(it's not magic. All big vendors have these details, just choose to take their sweet time to patch them. GOS has partnered with a major OEM vendor who provides them with access)
Other than the specific patches above, there's a list of generic GOS features: https://grapheneos.org/features#exploit-protection
All in all you're probably much safer.
Android's attack surface seems pretty jagged. For example there is only one webrender engine on iOS, where you can run anything you like on Android/GrapheneOS.
A short list of the hardware security measures necessary to consider it "not a toy" ;) -- https://grapheneos.org/faq#future-devices
> If the hardware is an open book then no.
So you choose security through obscurity. I have no further questions.
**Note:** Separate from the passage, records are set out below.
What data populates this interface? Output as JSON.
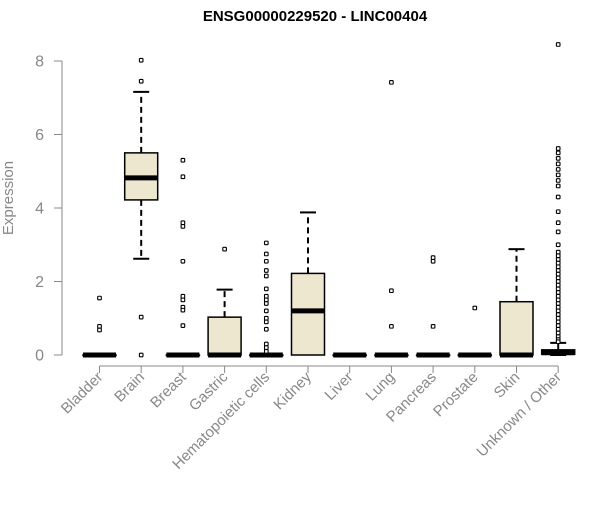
{
  "chart_data": {
    "type": "boxplot",
    "title": "ENSG00000229520 - LINC00404",
    "xlabel": "",
    "ylabel": "Expression",
    "ylim": [
      0,
      8.5
    ],
    "yticks": [
      0,
      2,
      4,
      6,
      8
    ],
    "grid": false,
    "box_color": "#EDE7CF",
    "outline_color": "#000000",
    "axis_label_color": "#888888",
    "categories": [
      "Bladder",
      "Brain",
      "Breast",
      "Gastric",
      "Hematopoietic cells",
      "Kidney",
      "Liver",
      "Lung",
      "Pancreas",
      "Prostate",
      "Skin",
      "Unknown / Other"
    ],
    "boxes": [
      {
        "category": "Bladder",
        "q1": 0,
        "median": 0,
        "q3": 0,
        "whisker_low": 0,
        "whisker_high": 0,
        "outliers": [
          1.55,
          0.78,
          0.68
        ]
      },
      {
        "category": "Brain",
        "q1": 4.22,
        "median": 4.82,
        "q3": 5.5,
        "whisker_low": 2.62,
        "whisker_high": 7.16,
        "outliers": [
          8.02,
          7.45,
          1.03,
          0.0
        ]
      },
      {
        "category": "Breast",
        "q1": 0,
        "median": 0,
        "q3": 0,
        "whisker_low": 0,
        "whisker_high": 0,
        "outliers": [
          5.3,
          4.85,
          3.6,
          3.5,
          2.55,
          1.6,
          1.5,
          1.3,
          1.22,
          0.8
        ]
      },
      {
        "category": "Gastric",
        "q1": 0,
        "median": 0,
        "q3": 1.03,
        "whisker_low": 0,
        "whisker_high": 1.78,
        "outliers": [
          2.88
        ]
      },
      {
        "category": "Hematopoietic cells",
        "q1": 0,
        "median": 0,
        "q3": 0,
        "whisker_low": 0,
        "whisker_high": 0,
        "outliers": [
          3.05,
          2.75,
          2.55,
          2.3,
          2.15,
          1.8,
          1.6,
          1.5,
          1.4,
          1.2,
          1.0,
          0.9,
          0.7,
          0.3,
          0.2,
          0.1
        ]
      },
      {
        "category": "Kidney",
        "q1": 0,
        "median": 1.2,
        "q3": 2.22,
        "whisker_low": 0,
        "whisker_high": 3.88,
        "outliers": []
      },
      {
        "category": "Liver",
        "q1": 0,
        "median": 0,
        "q3": 0,
        "whisker_low": 0,
        "whisker_high": 0,
        "outliers": []
      },
      {
        "category": "Lung",
        "q1": 0,
        "median": 0,
        "q3": 0,
        "whisker_low": 0,
        "whisker_high": 0,
        "outliers": [
          7.42,
          1.75,
          0.78
        ]
      },
      {
        "category": "Pancreas",
        "q1": 0,
        "median": 0,
        "q3": 0,
        "whisker_low": 0,
        "whisker_high": 0,
        "outliers": [
          2.65,
          2.55,
          0.78
        ]
      },
      {
        "category": "Prostate",
        "q1": 0,
        "median": 0,
        "q3": 0,
        "whisker_low": 0,
        "whisker_high": 0,
        "outliers": [
          1.28
        ]
      },
      {
        "category": "Skin",
        "q1": 0,
        "median": 0,
        "q3": 1.45,
        "whisker_low": 0,
        "whisker_high": 2.88,
        "outliers": []
      },
      {
        "category": "Unknown / Other",
        "q1": 0.02,
        "median": 0.06,
        "q3": 0.14,
        "whisker_low": 0,
        "whisker_high": 0.33,
        "outliers": [
          8.45,
          5.62,
          5.5,
          5.35,
          5.2,
          5.05,
          4.9,
          4.75,
          4.6,
          4.3,
          3.9,
          3.6,
          3.35,
          3.0,
          2.8,
          2.7,
          2.6,
          2.5,
          2.4,
          2.3,
          2.2,
          2.1,
          2.0,
          1.9,
          1.8,
          1.7,
          1.6,
          1.5,
          1.4,
          1.3,
          1.2,
          1.1,
          1.0,
          0.9,
          0.8,
          0.7,
          0.6,
          0.5,
          0.42,
          0.36
        ]
      }
    ]
  }
}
GrapheneOS really wants the software in the phone to not pwn the phone. This is good. Its a different, and much more difficult problem to secure the connection to the telco, and the larger internet, because the transport is attacker controlled.
Think of it this way: Say you use Qubes because security is valued very highly for you. Even if you run Qubes, if your router is controlled by your attacker, what kind of a security guarantee could you really get for yourself?
In theory Pixel phones have IOMMU and GrapheneOS is using them, so even a compromised baseband doesn't result unrestricted access to the system.
I do run Qubes, and a compromised router, e.g., will not get access to any passwords that I store in an offline VM as text, even with any previously known vulnerability since 2006.
This does make a material difference, e.g.: https://x.com/MetroplexGOS/status/1982163802188575178
That said, if a state-level actor is up against you, then it's hard to defend yourself against that.